You are given a binary tree in which each node contains an integer value. Find the number of paths that sum to a given value. The path does not need to start or end at the root or a leaf, but it must go downwards (traveling only from parent nodes to child nodes).
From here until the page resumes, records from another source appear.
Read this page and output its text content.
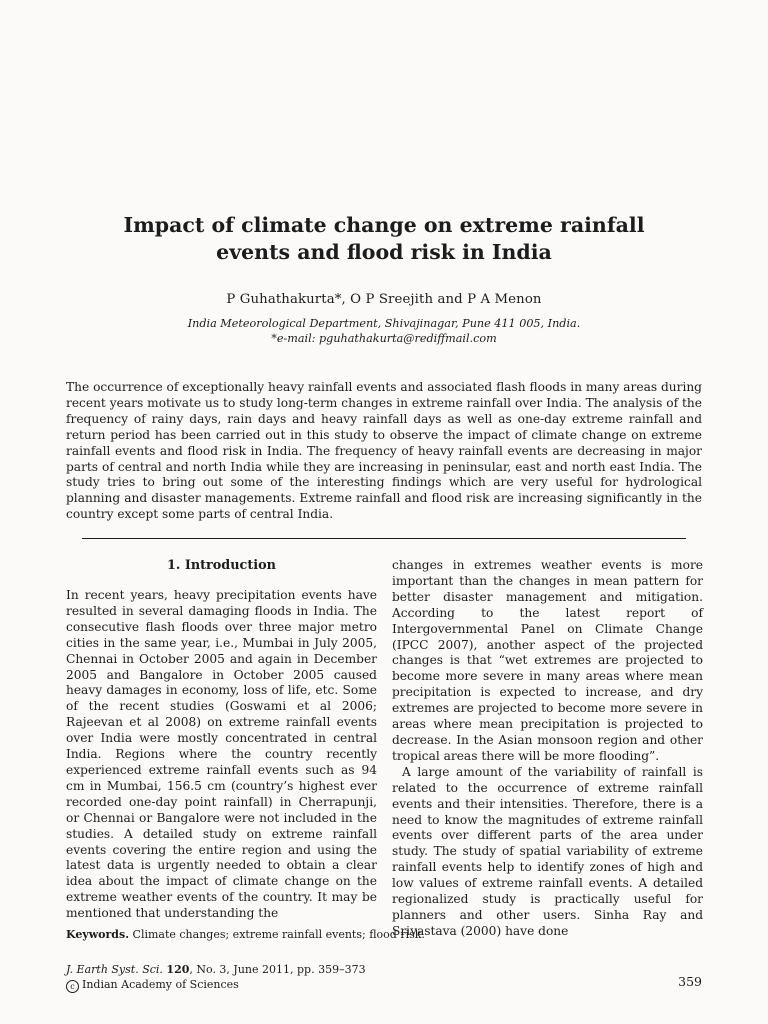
Impact of climate change on extreme rainfall
events and flood risk in India
P Guhathakurta*, O P Sreejith and P A Menon
India Meteorological Department, Shivajinagar, Pune 411 005, India.
*e-mail: pguhathakurta@rediffmail.com

The occurrence of exceptionally heavy rainfall events and associated flash floods in many areas during recent years motivate us to study long-term changes in extreme rainfall over India. The analysis of the frequency of rainy days, rain days and heavy rainfall days as well as one-day extreme rainfall and return period has been carried out in this study to observe the impact of climate change on extreme rainfall events and flood risk in India. The frequency of heavy rainfall events are decreasing in major parts of central and north India while they are increasing in peninsular, east and north east India. The study tries to bring out some of the interesting findings which are very useful for hydrological planning and disaster managements. Extreme rainfall and flood risk are increasing significantly in the country except some parts of central India.

1. Introduction

In recent years, heavy precipitation events have resulted in several damaging floods in India. The consecutive flash floods over three major metro cities in the same year, i.e., Mumbai in July 2005, Chennai in October 2005 and again in December 2005 and Bangalore in October 2005 caused heavy damages in economy, loss of life, etc. Some of the recent studies (Goswami et al 2006; Rajeevan et al 2008) on extreme rainfall events over India were mostly concentrated in central India. Regions where the country recently experienced extreme rainfall events such as 94 cm in Mumbai, 156.5 cm (country’s highest ever recorded one-day point rainfall) in Cherrapunji, or Chennai or Bangalore were not included in the studies. A detailed study on extreme rainfall events covering the entire region and using the latest data is urgently needed to obtain a clear idea about the impact of climate change on the extreme weather events of the country. It may be mentioned that understanding the

changes in extremes weather events is more important than the changes in mean pattern for better disaster management and mitigation. According to the latest report of Intergovernmental Panel on Climate Change (IPCC 2007), another aspect of the projected changes is that “wet extremes are projected to become more severe in many areas where mean precipitation is expected to increase, and dry extremes are projected to become more severe in areas where mean precipitation is projected to decrease. In the Asian monsoon region and other tropical areas there will be more flooding”.

A large amount of the variability of rainfall is related to the occurrence of extreme rainfall events and their intensities. Therefore, there is a need to know the magnitudes of extreme rainfall events over different parts of the area under study. The study of spatial variability of extreme rainfall events help to identify zones of high and low values of extreme rainfall events. A detailed regionalized study is practically useful for planners and other users. Sinha Ray and Srivastava (2000) have done

Keywords. Climate changes; extreme rainfall events; flood risk.
J. Earth Syst. Sci. 120, No. 3, June 2011, pp. 359–373
c Indian Academy of Sciences	359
The tree has no more than 1,000 nodes and the values are in the range -1,000,000 to 1,000,000. Example: root = [10,5,-3,3,2,null,11,3,-2,null,1], sum = 8 10 / 5 -3 / 3 2 11 / 3 -2 1 Return 3. The paths that sum to 8 are: 1. 5 -> 3 2. 5 -> 2 -> 1 3. -3 -> 11
从任意一点dfs, 和dfs return 当前, 左节点, 右节点的模板
The basic idea is to subtract the value of current node from sum until the subtraction equals 0, then we know that we got a path. and because the start node can be any node, so we should add the return value from its subtree. /**
* Definition for a binary tree node.
* public class TreeNode {
* int val;
* TreeNode left;
* TreeNode right;
* TreeNode(int x) { val = x; }
* }
*/
public class Solution {
public int pathSum(TreeNode root, int sum) {
if(root==null) return 0;
//helper(root,sum) 当前节点开始
//pathSum(root.left,sum) 当前节点左节点开始
//pathSum(root.right,sum) 当前节点右节点开始
return helper(root,sum)+pathSum(root.left,sum)+pathSum(root.right,sum);
}
private int helper(TreeNode root,int sum){
if(root==null) return 0;
int count=0;
if(root.val==sum) count++;
return count+helper(root.left,sum-root.val)+helper(root.right,sum-root.val);
}
}
要学会从任意节点遍历+ 分治法(后序遍历)
当前节点是否满足题意加上左子树和右子树的结果值
return count+helper(root.left,sum-root.val)+helper(root.right,sum-root.val);